One at the very center of the painting is a black servant in a military-style livery, a dark navy jacket with white silk lapels and three colors of ostrich plumes in his hat, who is heroically firing his musket to avenge the death of our hero, Major Peirson. That dashing black figure in this gorgeous costume acting violently in a way that is heroic I think is quite singular, and was quite edgy at the time. It’s Copley’s way of winking with his London audience at the hypocrisy of the United States about black liberty. In addition he’s got his wife and children off in the corner of the painting, uniting these worlds of war and family in a way that really speaks not only to his biography, but to the fact that the American Revolution/Britain’s American War was a civil war with rupture-producing consequences not just for men in arms. … It’s worth spending a long time with that picture.
GAZETTE: “Watson and the Shark,” painted in London in the late 1770s, is widely considered Copley’s other masterpiece. Can you speak a bit to its significance?
KAMENSKY: It’s not the first painting that he exhibited after arriving in London but it was the first painting that he exhibited that created celebrity.
Brook Watson had been a merchant’s boy, probably a cabin boy at first and then an Atlantic coastal merchant, spending time in the waters of Havana where this happened to him in the 1740s. He was swimming and was flayed and nearly drowned. The incident allowed Copley to paint something that was incredibly suspenseful and that was exhibited at an incredible moment of national suspense about the fate of Britain.
It’s begun in 1777 exhibited in 1778, right at the moment that all of the London newspapers are talking about France entering the Revolutionary War.

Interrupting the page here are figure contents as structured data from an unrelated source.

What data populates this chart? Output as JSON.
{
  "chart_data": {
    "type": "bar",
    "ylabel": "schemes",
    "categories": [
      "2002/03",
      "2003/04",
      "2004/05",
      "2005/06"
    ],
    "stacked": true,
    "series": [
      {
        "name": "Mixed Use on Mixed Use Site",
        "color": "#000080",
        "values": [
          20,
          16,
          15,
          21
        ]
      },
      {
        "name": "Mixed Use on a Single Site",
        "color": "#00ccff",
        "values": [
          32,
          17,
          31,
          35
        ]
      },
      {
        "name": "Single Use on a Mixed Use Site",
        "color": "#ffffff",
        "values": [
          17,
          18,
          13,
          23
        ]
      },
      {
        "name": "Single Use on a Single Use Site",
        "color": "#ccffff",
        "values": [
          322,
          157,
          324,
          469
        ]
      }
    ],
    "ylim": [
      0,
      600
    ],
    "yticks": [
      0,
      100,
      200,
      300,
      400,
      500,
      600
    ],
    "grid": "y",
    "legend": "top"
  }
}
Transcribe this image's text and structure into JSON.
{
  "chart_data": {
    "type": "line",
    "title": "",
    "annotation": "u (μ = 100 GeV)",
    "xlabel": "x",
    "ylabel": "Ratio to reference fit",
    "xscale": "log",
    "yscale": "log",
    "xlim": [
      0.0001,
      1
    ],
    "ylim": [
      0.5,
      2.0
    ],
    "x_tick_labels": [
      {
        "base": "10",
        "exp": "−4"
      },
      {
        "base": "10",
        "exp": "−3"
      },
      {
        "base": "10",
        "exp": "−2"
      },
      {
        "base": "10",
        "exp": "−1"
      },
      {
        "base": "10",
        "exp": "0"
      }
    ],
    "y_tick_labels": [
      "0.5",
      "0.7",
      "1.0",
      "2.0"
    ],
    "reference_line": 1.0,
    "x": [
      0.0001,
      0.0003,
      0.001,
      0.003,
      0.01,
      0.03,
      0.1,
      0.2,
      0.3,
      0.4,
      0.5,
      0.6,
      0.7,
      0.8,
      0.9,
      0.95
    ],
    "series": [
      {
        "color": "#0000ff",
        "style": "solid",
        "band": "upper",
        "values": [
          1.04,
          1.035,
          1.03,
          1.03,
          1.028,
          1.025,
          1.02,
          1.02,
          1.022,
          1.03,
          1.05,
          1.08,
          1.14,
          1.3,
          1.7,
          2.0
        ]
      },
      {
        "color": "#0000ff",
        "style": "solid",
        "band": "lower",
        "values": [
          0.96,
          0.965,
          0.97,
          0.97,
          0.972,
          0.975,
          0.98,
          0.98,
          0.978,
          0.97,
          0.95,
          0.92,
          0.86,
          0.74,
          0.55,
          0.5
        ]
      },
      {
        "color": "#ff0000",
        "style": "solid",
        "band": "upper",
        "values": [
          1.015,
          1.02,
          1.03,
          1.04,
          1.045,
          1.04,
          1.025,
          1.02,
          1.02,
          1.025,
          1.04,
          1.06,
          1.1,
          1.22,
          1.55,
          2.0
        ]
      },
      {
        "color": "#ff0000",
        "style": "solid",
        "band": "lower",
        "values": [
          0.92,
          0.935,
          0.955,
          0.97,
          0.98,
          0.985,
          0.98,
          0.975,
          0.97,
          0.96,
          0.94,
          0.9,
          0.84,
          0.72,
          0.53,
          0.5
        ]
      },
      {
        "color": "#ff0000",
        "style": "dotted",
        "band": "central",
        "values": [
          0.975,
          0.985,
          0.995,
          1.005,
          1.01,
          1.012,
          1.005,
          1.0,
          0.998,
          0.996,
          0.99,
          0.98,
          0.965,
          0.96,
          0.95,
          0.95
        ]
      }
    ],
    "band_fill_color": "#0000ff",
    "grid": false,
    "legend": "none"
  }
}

Spain was likely to come in next and as goes Spain so goes the fate of the English nation, because the weight of the French and Spanish navies together was almost undefeatable. So there’s a kind of hanging in the balance feeling around London, which turned out to be very fortuitous to Copley as he exhibited a painting set in Havana harbor, which England so briefly and meaningfully possessed at the end of the Seven Years’ War.
So there was a vision of a greater English nation, when Havana belonged to England, that people can see in the picture. And then just the sense of not knowing how the scene turned out. People were caught mid-gasp in the way that they were in the war and there’s a kind of chiming back and forth between being in suspended animation in that painting and where the national psyche was when he exhibited it in London.
GAZETTE: How do you think Copley would view his legacy?
KAMENSKY: Copley thought that North America would one day become a truly great and central part of Britain and he wanted to be one of the founding figures of that version of America’s reputation, so he’d be glad about that — though his America was a region, not a nation. I think the alignment with the Revolution would really surprise him and that he would find the association of his career with “Revere” to be just astonishing. I don’t know what he thought of that painting. I can’t think he would have put it in his top 250. It’s a well-finished piece. It’s highly theatrical. It’s also small and cheap and not somebody with whom he was densely associated. I think he would be amazed.